Du Mali, Dr Ibrahim Keïta a rappelé l’importance de cette rencontre et appelé à un engagement politique :
« Aidons le N’Ko à avancer, pour qu’il devienne l’écriture des langues africaines. »
Il a également mis en avant le travail de SualaSoft, une entreprise qui développe des applications et une bibliothèque numérique pour promouvoir l’écriture.
La diaspora américaine était représentée par Moussa Koné, président de NKO of US INC, qui a détaillé les efforts déployés pour introduire le N’Ko dans plusieurs universités américaines, dont Harvard, Philadelphie et Columbia.
Du côté des organisateurs, le président de l’OMD-N’Ko Abidjan a salué le gouvernement ivoirien et les pays participants, en lançant un appel clair :
« C’est ici, en Côte d’Ivoire, que le N’Ko est né.

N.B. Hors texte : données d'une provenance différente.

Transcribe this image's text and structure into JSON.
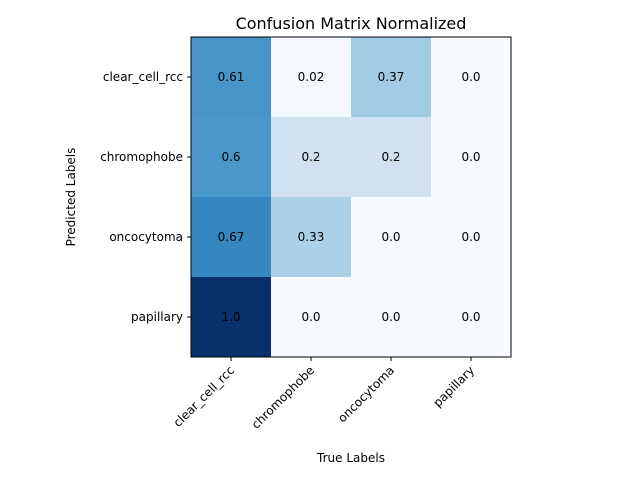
{
  "chart_data": {
    "type": "heatmap",
    "title": "Confusion Matrix Normalized",
    "xlabel": "True Labels",
    "ylabel": "Predicted Labels",
    "x_categories": [
      "clear_cell_rcc",
      "chromophobe",
      "oncocytoma",
      "papillary"
    ],
    "y_categories": [
      "clear_cell_rcc",
      "chromophobe",
      "oncocytoma",
      "papillary"
    ],
    "values": [
      [
        0.61,
        0.02,
        0.37,
        0.0
      ],
      [
        0.6,
        0.2,
        0.2,
        0.0
      ],
      [
        0.67,
        0.33,
        0.0,
        0.0
      ],
      [
        1.0,
        0.0,
        0.0,
        0.0
      ]
    ],
    "value_labels": [
      [
        "0.61",
        "0.02",
        "0.37",
        "0.0"
      ],
      [
        "0.6",
        "0.2",
        "0.2",
        "0.0"
      ],
      [
        "0.67",
        "0.33",
        "0.0",
        "0.0"
      ],
      [
        "1.0",
        "0.0",
        "0.0",
        "0.0"
      ]
    ],
    "colormap": "Blues",
    "vmin": 0,
    "vmax": 1,
    "colorbar": false,
    "xtick_rotation": 45,
    "annotation_color": "#000000"
  }
}
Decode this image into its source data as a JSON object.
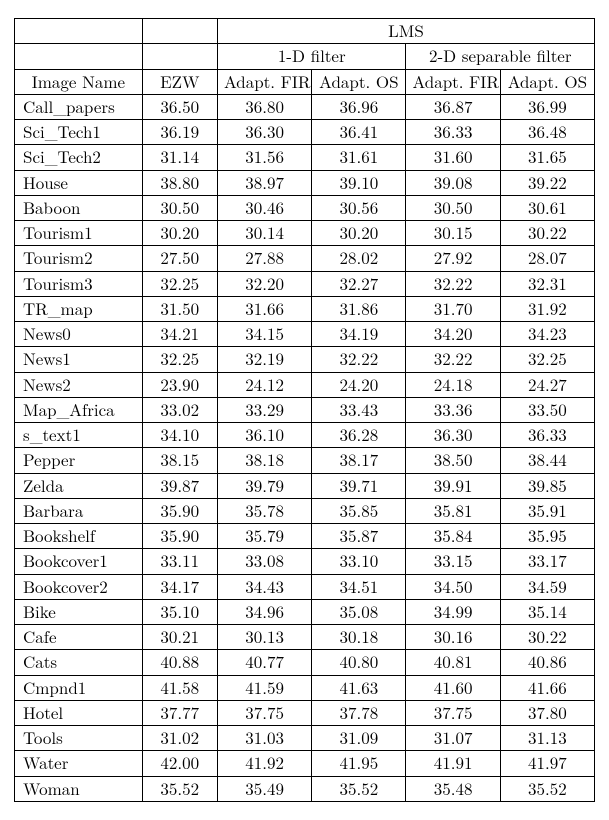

C’est donc à nous d’être les premiers à accompagner cet alphabet. »
Le secrétaire général du Conseil supérieur des imams, Imam Daoud Condé, a également pris la parole pour féliciter les participants.
Parmi les voix marquantes, Bangouli Nkangoui Joseph Stéphane a captivé le public en comparant l’importance du N’Ko à celle de l’hébreu, démontrant la valeur des langues africaines comme porteurs de civilisation.
Enfin, Mamadi Djondjon Keïta, deuxième vice-président de l’antenne ICRA-N’Ko de Kankan, a rappelé le rôle fondamental de l’écriture dans la transmission du savoir :
« Ce que les nations ont pu préserver, c’est leur culture. Et cette culture se transmet par la langue, à l’oral comme à l’écrit. Les écritures étrangères n’ont pas réussi à conserver nos savoirs ancestraux. Seule l’œuvre de Solomana Kanté a permis de le faire. »
Ainsi s’est achevée à Abidjan une rencontre qui, au-delà des débats, a confirmé la volonté commune de porter le N’Ko comme outil scientifique, éducatif et culturel pour l’Afrique et pour le monde.